Principal photography began on April 15, 2012, in Roswell, New Mexico. The film was produced by XYZ Films, Brooklyn Reptyle Films, and AKA Pictures (Also Known As Pictures). Michael Benaroya financed the production through AKA Pictures, with Nate Bolotin, Roger M. Mayer, Christo Dimassis, James Lejsek, and Clayton Young credited as producers.

Reeder initially intended to shoot the film on Super 16 mm film. After the production was required to obtain a completion bond, however, the additional expense left insufficient funds for film stock and processing, and the production switched to digital cinematography. Reeder described the resulting film as visually broader than his earlier feature The Oregonian, emphasizing wide-open landscapes and a more expansive score.

==Release==
Before its Sundance premiere, Anchor Bay Films acquired theatrical, home entertainment, television, and digital distribution rights for North America, the United Kingdom, and Australia.

The Rambler had its world premiere on January 21, 2013, in the Park City at Midnight section of the 2013 Sundance Film Festival.
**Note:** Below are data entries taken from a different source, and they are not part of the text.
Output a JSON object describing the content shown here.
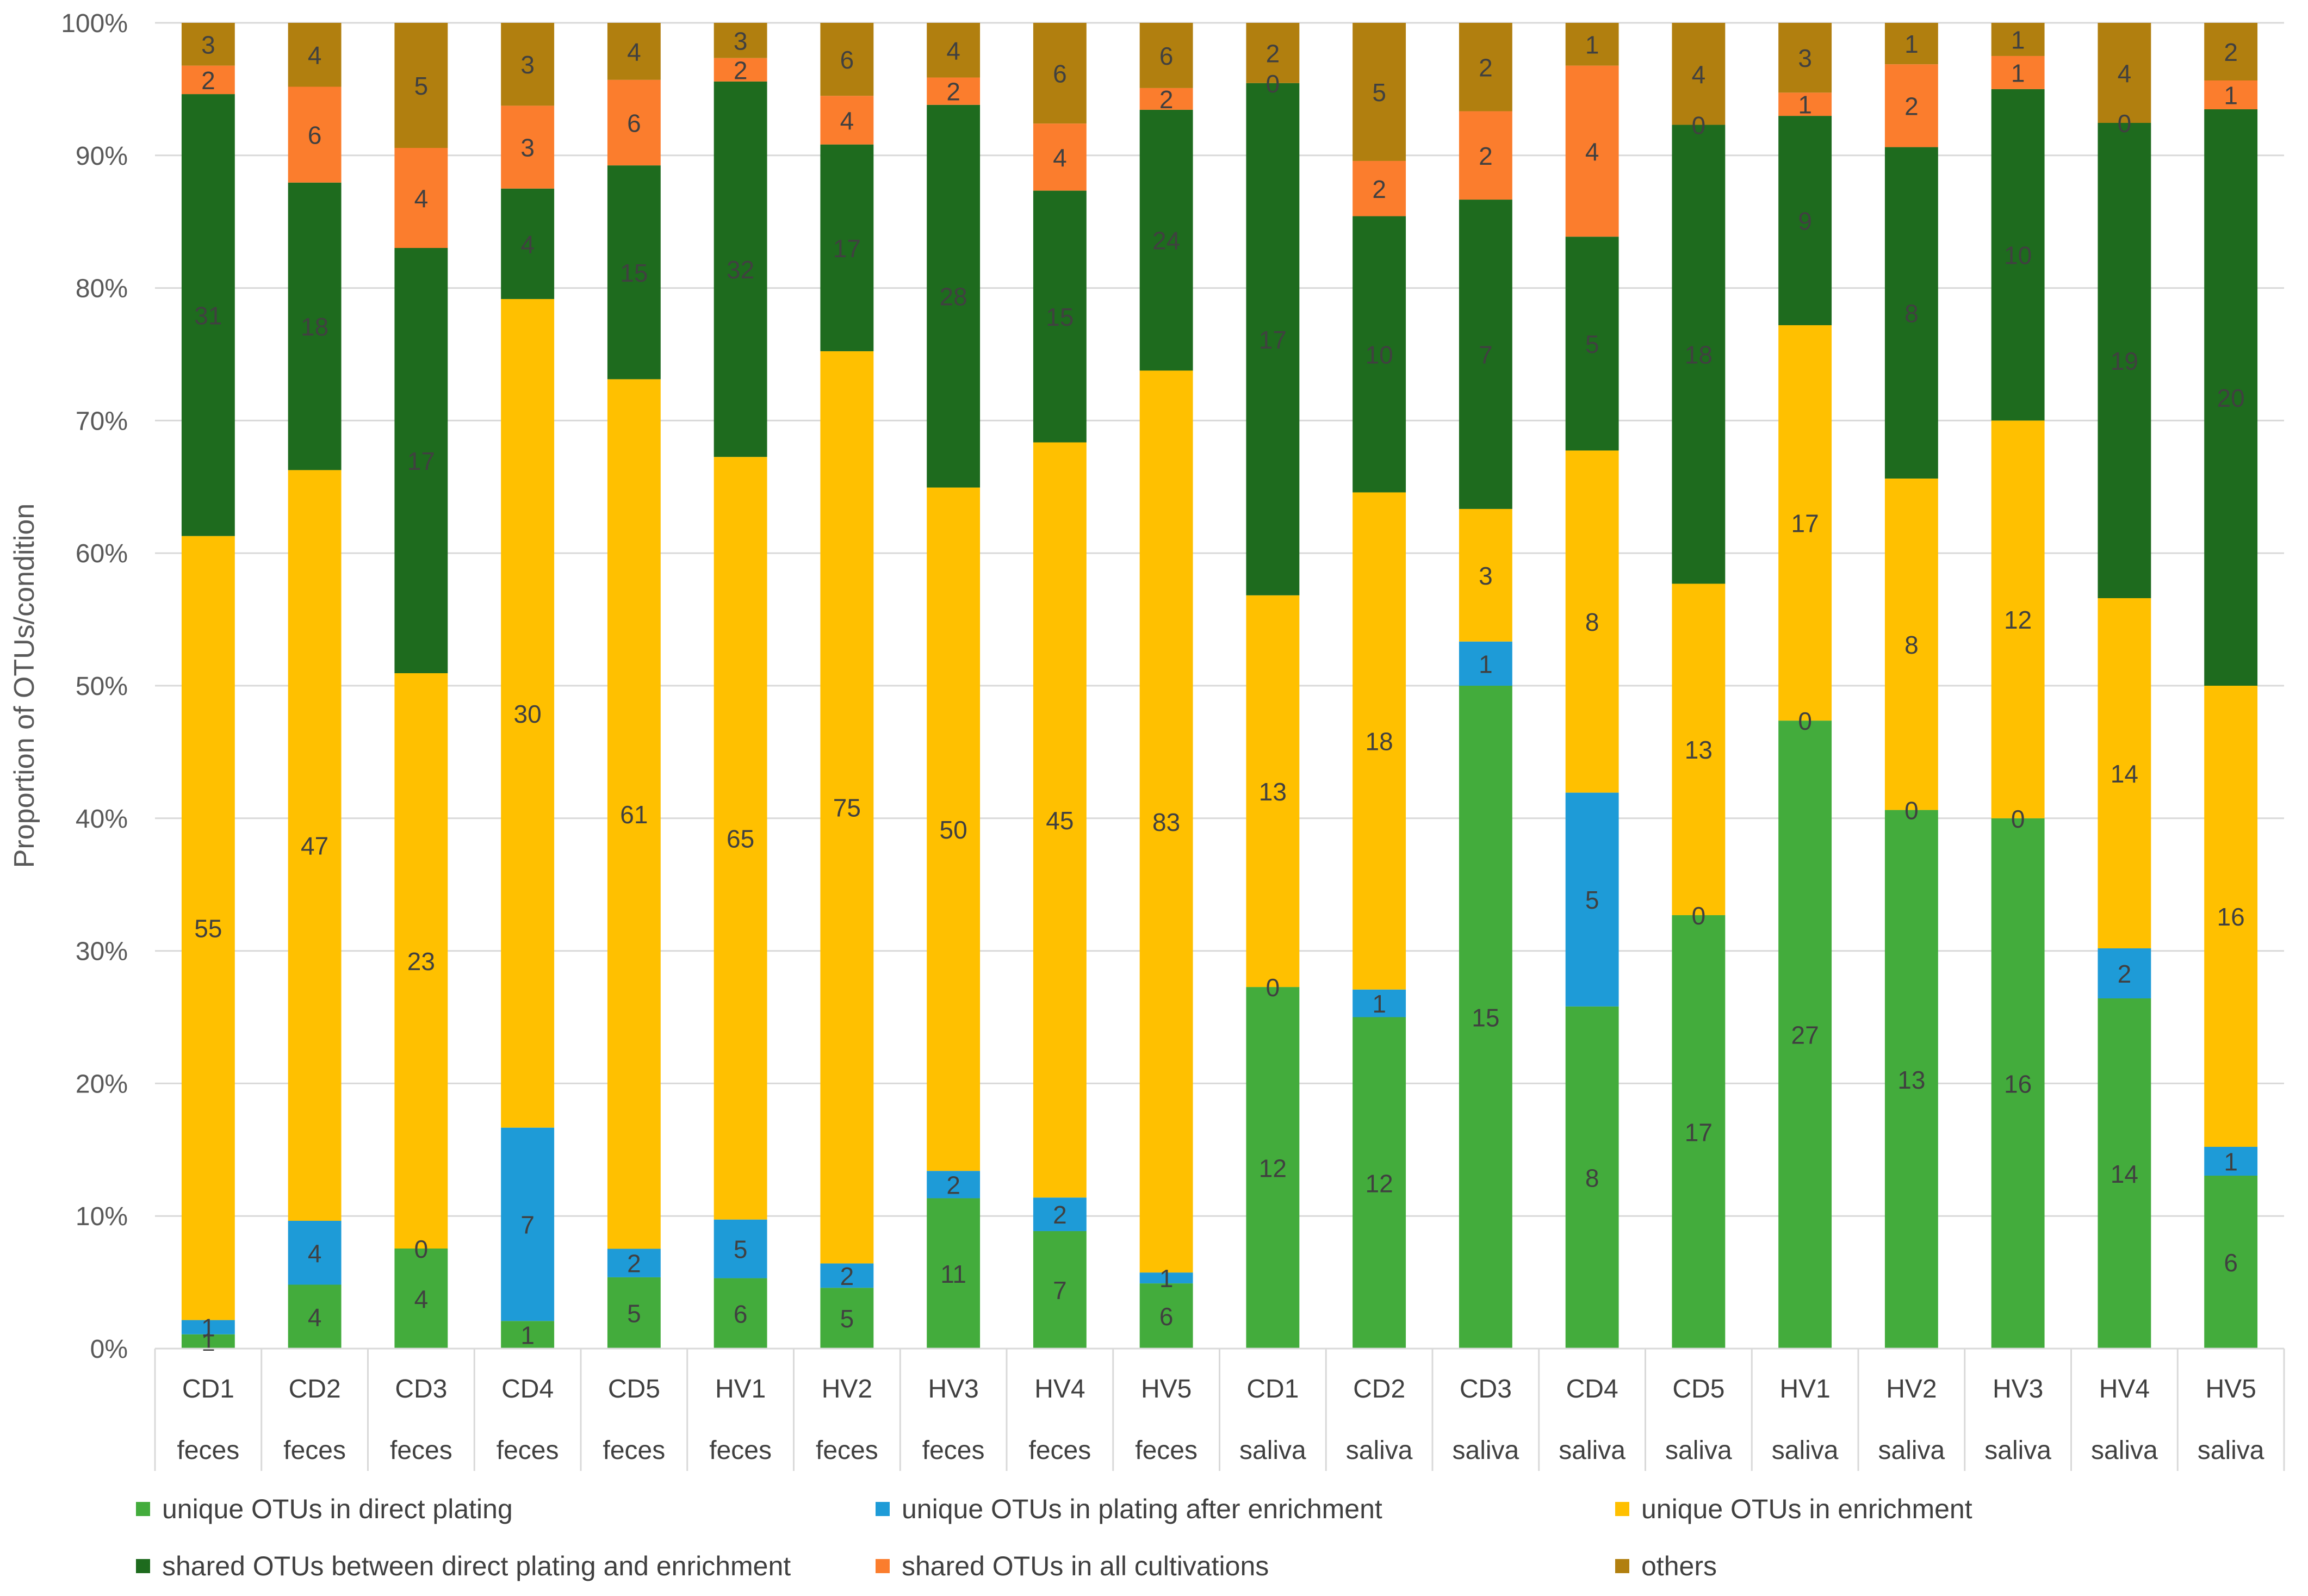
{
  "chart_data": {
    "type": "stacked-bar-100",
    "title": "",
    "xlabel": "",
    "ylabel": "Proportion of OTUs/condition",
    "ylim": [
      0,
      100
    ],
    "yticks": [
      "0%",
      "10%",
      "20%",
      "30%",
      "40%",
      "50%",
      "60%",
      "70%",
      "80%",
      "90%",
      "100%"
    ],
    "grid": true,
    "legend_position": "bottom",
    "categories": [
      "CD1",
      "CD2",
      "CD3",
      "CD4",
      "CD5",
      "HV1",
      "HV2",
      "HV3",
      "HV4",
      "HV5",
      "CD1",
      "CD2",
      "CD3",
      "CD4",
      "CD5",
      "HV1",
      "HV2",
      "HV3",
      "HV4",
      "HV5"
    ],
    "groups": [
      "feces",
      "feces",
      "feces",
      "feces",
      "feces",
      "feces",
      "feces",
      "feces",
      "feces",
      "feces",
      "saliva",
      "saliva",
      "saliva",
      "saliva",
      "saliva",
      "saliva",
      "saliva",
      "saliva",
      "saliva",
      "saliva"
    ],
    "series": [
      {
        "name": "unique OTUs in direct plating",
        "color": "#43ac3c",
        "values": [
          1,
          4,
          4,
          1,
          5,
          6,
          5,
          11,
          7,
          6,
          12,
          12,
          15,
          8,
          17,
          27,
          13,
          16,
          14,
          6
        ]
      },
      {
        "name": "unique OTUs in plating after enrichment",
        "color": "#1e9bd7",
        "values": [
          1,
          4,
          0,
          7,
          2,
          5,
          2,
          2,
          2,
          1,
          0,
          1,
          1,
          5,
          0,
          0,
          0,
          0,
          2,
          1
        ]
      },
      {
        "name": "unique OTUs in enrichment",
        "color": "#ffc000",
        "values": [
          55,
          47,
          23,
          30,
          61,
          65,
          75,
          50,
          45,
          83,
          13,
          18,
          3,
          8,
          13,
          17,
          8,
          12,
          14,
          16
        ]
      },
      {
        "name": "shared OTUs between direct plating and enrichment",
        "color": "#1e6b1e",
        "values": [
          31,
          18,
          17,
          4,
          15,
          32,
          17,
          28,
          15,
          24,
          17,
          10,
          7,
          5,
          18,
          9,
          8,
          10,
          19,
          20
        ]
      },
      {
        "name": "shared OTUs in all cultivations",
        "color": "#fb7d2d",
        "values": [
          2,
          6,
          4,
          3,
          6,
          2,
          4,
          2,
          4,
          2,
          0,
          2,
          2,
          4,
          0,
          1,
          2,
          1,
          0,
          1
        ]
      },
      {
        "name": "others",
        "color": "#b17f0f",
        "values": [
          3,
          4,
          5,
          3,
          4,
          3,
          6,
          4,
          6,
          6,
          2,
          5,
          2,
          1,
          4,
          3,
          1,
          1,
          4,
          2
        ]
      }
    ]
  }
}
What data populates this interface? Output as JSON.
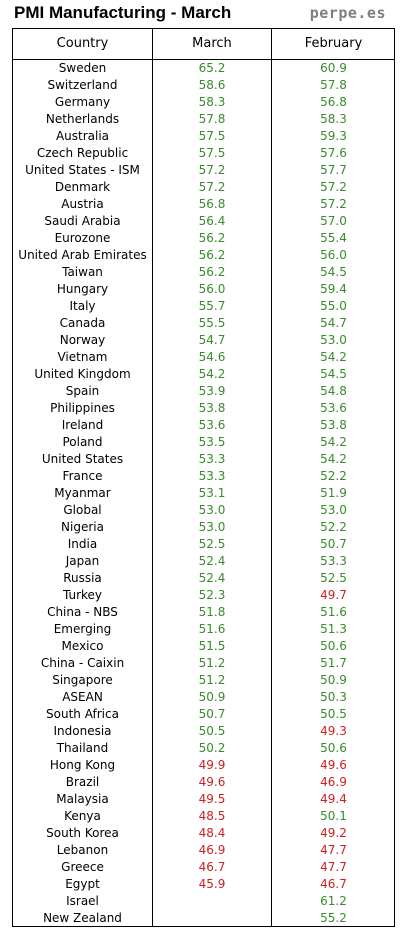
{
  "header": {
    "title": "PMI Manufacturing - March",
    "brand": "perpe.es"
  },
  "colors": {
    "above50": "#3a8a2e",
    "below50": "#d01f1f"
  },
  "chart_data": {
    "type": "table",
    "title": "PMI Manufacturing - March",
    "columns": [
      "Country",
      "March",
      "February"
    ],
    "threshold": 50,
    "rows": [
      {
        "country": "Sweden",
        "march": "65.2",
        "february": "60.9"
      },
      {
        "country": "Switzerland",
        "march": "58.6",
        "february": "57.8"
      },
      {
        "country": "Germany",
        "march": "58.3",
        "february": "56.8"
      },
      {
        "country": "Netherlands",
        "march": "57.8",
        "february": "58.3"
      },
      {
        "country": "Australia",
        "march": "57.5",
        "february": "59.3"
      },
      {
        "country": "Czech Republic",
        "march": "57.5",
        "february": "57.6"
      },
      {
        "country": "United States - ISM",
        "march": "57.2",
        "february": "57.7"
      },
      {
        "country": "Denmark",
        "march": "57.2",
        "february": "57.2"
      },
      {
        "country": "Austria",
        "march": "56.8",
        "february": "57.2"
      },
      {
        "country": "Saudi Arabia",
        "march": "56.4",
        "february": "57.0"
      },
      {
        "country": "Eurozone",
        "march": "56.2",
        "february": "55.4"
      },
      {
        "country": "United Arab Emirates",
        "march": "56.2",
        "february": "56.0"
      },
      {
        "country": "Taiwan",
        "march": "56.2",
        "february": "54.5"
      },
      {
        "country": "Hungary",
        "march": "56.0",
        "february": "59.4"
      },
      {
        "country": "Italy",
        "march": "55.7",
        "february": "55.0"
      },
      {
        "country": "Canada",
        "march": "55.5",
        "february": "54.7"
      },
      {
        "country": "Norway",
        "march": "54.7",
        "february": "53.0"
      },
      {
        "country": "Vietnam",
        "march": "54.6",
        "february": "54.2"
      },
      {
        "country": "United Kingdom",
        "march": "54.2",
        "february": "54.5"
      },
      {
        "country": "Spain",
        "march": "53.9",
        "february": "54.8"
      },
      {
        "country": "Philippines",
        "march": "53.8",
        "february": "53.6"
      },
      {
        "country": "Ireland",
        "march": "53.6",
        "february": "53.8"
      },
      {
        "country": "Poland",
        "march": "53.5",
        "february": "54.2"
      },
      {
        "country": "United States",
        "march": "53.3",
        "february": "54.2"
      },
      {
        "country": "France",
        "march": "53.3",
        "february": "52.2"
      },
      {
        "country": "Myanmar",
        "march": "53.1",
        "february": "51.9"
      },
      {
        "country": "Global",
        "march": "53.0",
        "february": "53.0"
      },
      {
        "country": "Nigeria",
        "march": "53.0",
        "february": "52.2"
      },
      {
        "country": "India",
        "march": "52.5",
        "february": "50.7"
      },
      {
        "country": "Japan",
        "march": "52.4",
        "february": "53.3"
      },
      {
        "country": "Russia",
        "march": "52.4",
        "february": "52.5"
      },
      {
        "country": "Turkey",
        "march": "52.3",
        "february": "49.7"
      },
      {
        "country": "China - NBS",
        "march": "51.8",
        "february": "51.6"
      },
      {
        "country": "Emerging",
        "march": "51.6",
        "february": "51.3"
      },
      {
        "country": "Mexico",
        "march": "51.5",
        "february": "50.6"
      },
      {
        "country": "China - Caixin",
        "march": "51.2",
        "february": "51.7"
      },
      {
        "country": "Singapore",
        "march": "51.2",
        "february": "50.9"
      },
      {
        "country": "ASEAN",
        "march": "50.9",
        "february": "50.3"
      },
      {
        "country": "South Africa",
        "march": "50.7",
        "february": "50.5"
      },
      {
        "country": "Indonesia",
        "march": "50.5",
        "february": "49.3"
      },
      {
        "country": "Thailand",
        "march": "50.2",
        "february": "50.6"
      },
      {
        "country": "Hong Kong",
        "march": "49.9",
        "february": "49.6"
      },
      {
        "country": "Brazil",
        "march": "49.6",
        "february": "46.9"
      },
      {
        "country": "Malaysia",
        "march": "49.5",
        "february": "49.4"
      },
      {
        "country": "Kenya",
        "march": "48.5",
        "february": "50.1"
      },
      {
        "country": "South Korea",
        "march": "48.4",
        "february": "49.2"
      },
      {
        "country": "Lebanon",
        "march": "46.9",
        "february": "47.7"
      },
      {
        "country": "Greece",
        "march": "46.7",
        "february": "47.7"
      },
      {
        "country": "Egypt",
        "march": "45.9",
        "february": "46.7"
      },
      {
        "country": "Israel",
        "march": "",
        "february": "61.2"
      },
      {
        "country": "New Zealand",
        "march": "",
        "february": "55.2"
      }
    ]
  }
}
The Sundance Institute had announced the film as part of the section in November 2012, describing all of that year's Park City at Midnight selections as world premieres.

The film subsequently screened in the Midnighters section of the 2013 South by Southwest festival, with screenings on March 9, March 11, and March 14. It also screened at the Boston Underground Film Festival and at the Calgary Underground Film Festival, where it was presented as its Canadian premiere.

The film began a limited U.S. theatrical release in New York City on June 7, 2013. It opened in Los Angeles the following week and subsequently played engagements in Houston, Dallas, and Seattle.

===Home media===
Anchor Bay released the film on DVD and Blu-ray on June 25, 2013.

==Accolades==
At the second Full Moon Horror and Fantasy Film Festival in Biertan, Transylvania, The Rambler received the 2013 Jury Award for Best Feature Film. The jury cited the film's exploration of the unknown, its complexity, and its distinctive cinematic world.

==Reception==
On Rotten Tomatoes, The Rambler holds an approval rating of 33% based on 12 reviews. On Metacritic, the film has a weighted average score of 32 out of 100 based on six critics, indicating "generally unfavorable" reviews.

Amy Nicholson of the Los Angeles Times described the film as a "hallucinatory hitchhiker horror" and praised aspects of its visual presentation while criticizing its lack of narrative meaning.

Drew Hunt of Slant Magazine gave the film a positive review, describing it as "sinister, comical, aggravating, and audacious." He compared its use of dream logic to David Lynch's Inland Empire and praised Reeder's rejection of conventional narrative structure.

The film received more negative notices from several other critics. Metacritic recorded scores of 40 out of 100 from Rob Nelson of Variety, 30 from Andy Webster of The New York Times, and 20 from Justin Lowe of The Hollywood Reporter.